Feb 26 18:34:28 server haproxy[81506]: Timers in logs may be reported incorrectly, spurious timeouts may happen,
Feb 26 18:34:28 server haproxy[81506]: some incoming connections may silently be dropped, health checks may
Feb 26 18:34:28 server haproxy[81506]: randomly fail, and accesses to the CLI may block the whole process. The
Feb 26 18:34:28 server haproxy[81506]: blocking delay before emitting this warning may be adjusted via the global
Feb 26 18:34:28 server haproxy[81506]: 'warn-blocked-traffic-after' directive. Please check the trace below for
Feb 26 18:34:28 server haproxy[81506]: any clues about configuration elements that need to be corrected:
Feb 26 18:34:28 server haproxy[81506]: * Thread 38: id=0x7f0b7c7f8700 act=1 glob=0 wq=1 rq=0 tl=1 tlsz=1 rqsz=1
Feb 26 18:34:28 server haproxy[81506]: 1/38 loops=569272150 ctxsw=2669841903 stuck=0 prof=0 harmless=0 isolated=1
Feb 26 18:34:28 server haproxy[81506]: cpu_ns: poll=43646202684161 now=43646351977145 diff=149292984
Feb 26 18:34:28 server haproxy[81506]: curr_task=0x7f0c29f590b0 (task) calls=2 last=0
Feb 26 18:34:28 server haproxy[81506]: fct=0x695c28(task_process_applet) ctx=0x7f0b14fbf8a0
Feb 26 18:34:28 server haproxy[81506]: lock_hist: S:IDLE_CONNS U:IDLE_CONNS R:TASK_WQ U:TASK_WQ W:PATREF W:PATEXP U:PATEXP U:PATREF
Feb 26 18:34:28 server haproxy[81506]: call trace(18):
Feb 26 18:34:28 server haproxy[81506]: | 0x67240a: ha_stuck_warning+0x12b/0x1de > ha_thread_dump_one
Feb 26 18:34:28 server haproxy[81506]: | 0x777e54: wdt_handler+0x198/0x1b4 > ha_stuck_warning
Feb 26 18:34:28 server haproxy[81506]: | 0x7f0c2ef79cf0: libpthread:+0x12cf0
Feb 26 18:34:28 server haproxy[81506]: | 0x7f0c2ebdaa4b: libc:madvise+0xb/0x25
Feb 26 18:34:28 server haproxy[81506]: | 0x7f0c2ec3ec86: libc:malloc_trim+0x146/0x2d0 > libc:madvise
Feb 26 18:34:28 server haproxy[81506]: | 0x6ed5cf: malloc_trim+0xfa/0x108
Feb 26 18:34:28 server haproxy[81506]: | 0x6ed604: trim_all_pools+0x27/0x3f > malloc_trim
Feb 26 18:34:28 server haproxy[81506]: | 0x7267f2: process_runnable_tasks+0x250b > trim_all_pools
Feb 26 18:34:28 server haproxy[81506]: | 0x630e9c: cli_io_handler+0x50b/0x924
Feb 26 18:34:28 server haproxy[81506]: | 0x696ae0: task_process_applet+0xeb8/0x1405
Feb 26 18:34:28 server haproxy[81506]: ### Note: one thread was found stuck under malloc_trim(), which can run for a
Feb 26 18:34:28 server haproxy[81506]: very long time on large memory systems. You may want to disable this
Feb 26 18:34:28 server haproxy[81506]: memory reclaiming feature by setting 'no-memory-trimming' in the
Feb 26 18:34:28 server haproxy[81506]: 'global' section of your configuration to avoid this in the future.
Additional Information
Current workaround: We have applied no-memory-trimming in the global section, which prevents the issue. However, this disables all memory trimming globally (including the periodic pool_gc() path), which may cause RSS to remain elevated long-term.

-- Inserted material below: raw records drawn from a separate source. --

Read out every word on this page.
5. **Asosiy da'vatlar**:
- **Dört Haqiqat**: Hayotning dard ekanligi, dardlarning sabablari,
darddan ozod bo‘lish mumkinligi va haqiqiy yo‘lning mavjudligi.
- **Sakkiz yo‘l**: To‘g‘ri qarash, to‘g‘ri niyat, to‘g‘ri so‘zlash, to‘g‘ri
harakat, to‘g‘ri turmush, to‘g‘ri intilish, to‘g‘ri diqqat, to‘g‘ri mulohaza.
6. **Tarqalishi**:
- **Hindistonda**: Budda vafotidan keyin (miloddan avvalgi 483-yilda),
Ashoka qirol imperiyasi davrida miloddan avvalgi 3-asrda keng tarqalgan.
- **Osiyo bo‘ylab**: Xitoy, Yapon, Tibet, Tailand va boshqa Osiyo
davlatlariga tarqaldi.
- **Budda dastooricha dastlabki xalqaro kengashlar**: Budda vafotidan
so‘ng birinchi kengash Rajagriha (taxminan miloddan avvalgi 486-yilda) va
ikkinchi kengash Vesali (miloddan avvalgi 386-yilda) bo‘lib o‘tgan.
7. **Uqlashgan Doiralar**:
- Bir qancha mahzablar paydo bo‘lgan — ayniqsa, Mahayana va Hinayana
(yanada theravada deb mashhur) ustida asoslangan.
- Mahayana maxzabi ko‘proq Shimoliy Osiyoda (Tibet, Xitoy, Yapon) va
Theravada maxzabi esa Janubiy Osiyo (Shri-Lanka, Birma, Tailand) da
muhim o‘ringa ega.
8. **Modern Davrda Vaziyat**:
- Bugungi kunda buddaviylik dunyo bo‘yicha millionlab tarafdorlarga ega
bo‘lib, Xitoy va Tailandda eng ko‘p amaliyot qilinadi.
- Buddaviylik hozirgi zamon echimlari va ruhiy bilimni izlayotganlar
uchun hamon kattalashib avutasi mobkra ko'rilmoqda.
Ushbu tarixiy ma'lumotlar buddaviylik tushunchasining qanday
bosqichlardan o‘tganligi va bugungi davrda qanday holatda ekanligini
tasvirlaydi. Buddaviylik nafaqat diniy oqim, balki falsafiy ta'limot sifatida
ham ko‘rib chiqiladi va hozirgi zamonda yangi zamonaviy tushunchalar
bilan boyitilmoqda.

Impact: In our environment, this caused a full process restart during active DDoS mitigation, dropping all existing connections. We use the atomic map update sequence (prepare map → add map → commit map) via the stats socket to update WAF regex maps at runtime. The combination of high RSS (from DDoS connection volume) and commit map on a regex map creates a reliable reproduction path.